It is a cruel irony in American politics that just as young people across the country – indeed around the world – think their votes don’t count in the political process, voter suppression tactics are all too alive and well.
As the non-partisan Brennan Center for Justice points out, in the last few years there has been an aggressive effort to restrict voting as legislators around the country have been pushing bills that make sweeping changes to their election codes to limit the voting rights of students and movers, reduce early voting days, and restrict voter registration and “get-out-the-vote” mobilization efforts.
In this month alone, the Colorado secretary of state tried to block Denver voters from receiving absentee ballots lawsuit while his Maine counterpart wrote to students advising them that they could face legal prosecution if they maintained out-of-state drivers licenses and in-state voter registration cards.
Couple these efforts with voter ID laws that the DNC’s Voting Rights Institute reports affect 11 percent of Americans — approximately 23 million citizens of voting age, the vast majority of whom are low-income, disabled, minority, young, and older voters — who lack proper photo ID and the Federal Elections Commission finding that over 20,000 polling places are inaccessible to people with disabilities http://smlr.rutgers.edu/fact-sheet-on-disability-and-voter-turnout-in-2010, and we are looking at millions of Americans who could be disenfranchised.
That’s a whole lot effort to suppress a vote that doesn’t count! If there is an effort to restrict voting, the forces doing the restricting must think the ballot counts – and you voters should too.

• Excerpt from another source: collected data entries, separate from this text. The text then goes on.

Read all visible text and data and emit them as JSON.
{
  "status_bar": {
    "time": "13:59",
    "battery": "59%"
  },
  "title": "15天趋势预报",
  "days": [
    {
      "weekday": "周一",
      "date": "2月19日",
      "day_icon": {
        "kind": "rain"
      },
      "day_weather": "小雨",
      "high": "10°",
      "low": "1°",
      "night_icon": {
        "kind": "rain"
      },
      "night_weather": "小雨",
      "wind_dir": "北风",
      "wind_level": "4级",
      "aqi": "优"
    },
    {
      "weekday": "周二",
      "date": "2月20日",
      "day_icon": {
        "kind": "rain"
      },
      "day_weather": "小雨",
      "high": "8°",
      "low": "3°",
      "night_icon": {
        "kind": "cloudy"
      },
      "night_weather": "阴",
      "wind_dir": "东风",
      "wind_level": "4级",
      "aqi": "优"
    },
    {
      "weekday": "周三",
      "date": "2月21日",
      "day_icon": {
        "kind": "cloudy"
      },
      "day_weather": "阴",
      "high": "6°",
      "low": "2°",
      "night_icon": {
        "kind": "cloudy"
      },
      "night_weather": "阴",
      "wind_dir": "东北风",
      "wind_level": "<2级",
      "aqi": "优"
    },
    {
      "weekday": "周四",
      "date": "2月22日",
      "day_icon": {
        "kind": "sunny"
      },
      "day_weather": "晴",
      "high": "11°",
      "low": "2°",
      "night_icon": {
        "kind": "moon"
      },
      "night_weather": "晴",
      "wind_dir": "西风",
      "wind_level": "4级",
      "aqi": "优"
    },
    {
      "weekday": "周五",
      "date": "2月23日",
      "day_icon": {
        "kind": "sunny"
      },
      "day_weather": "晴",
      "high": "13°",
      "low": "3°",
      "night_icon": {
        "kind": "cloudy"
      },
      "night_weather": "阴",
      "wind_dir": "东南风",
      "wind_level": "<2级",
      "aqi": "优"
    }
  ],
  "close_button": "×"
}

So my advice to a wary voter is this; the next time you think your vote doesn’t count, think of all the efforts going on to restrict your right to cast it. That alone should tell you how powerful a force each and every voter can be. Remember the boomerang effect that the despicable 2010 “don’t vote” ads had on Latino voters who turned out and voted in pro-voting pro-immigrant candidates. Believe that making your elected officials accountable begins with the civic sacrament of voting, hold your candidates to a simple test: does she want me to vote or not? and when given the choice, vote for the people who want you to vote.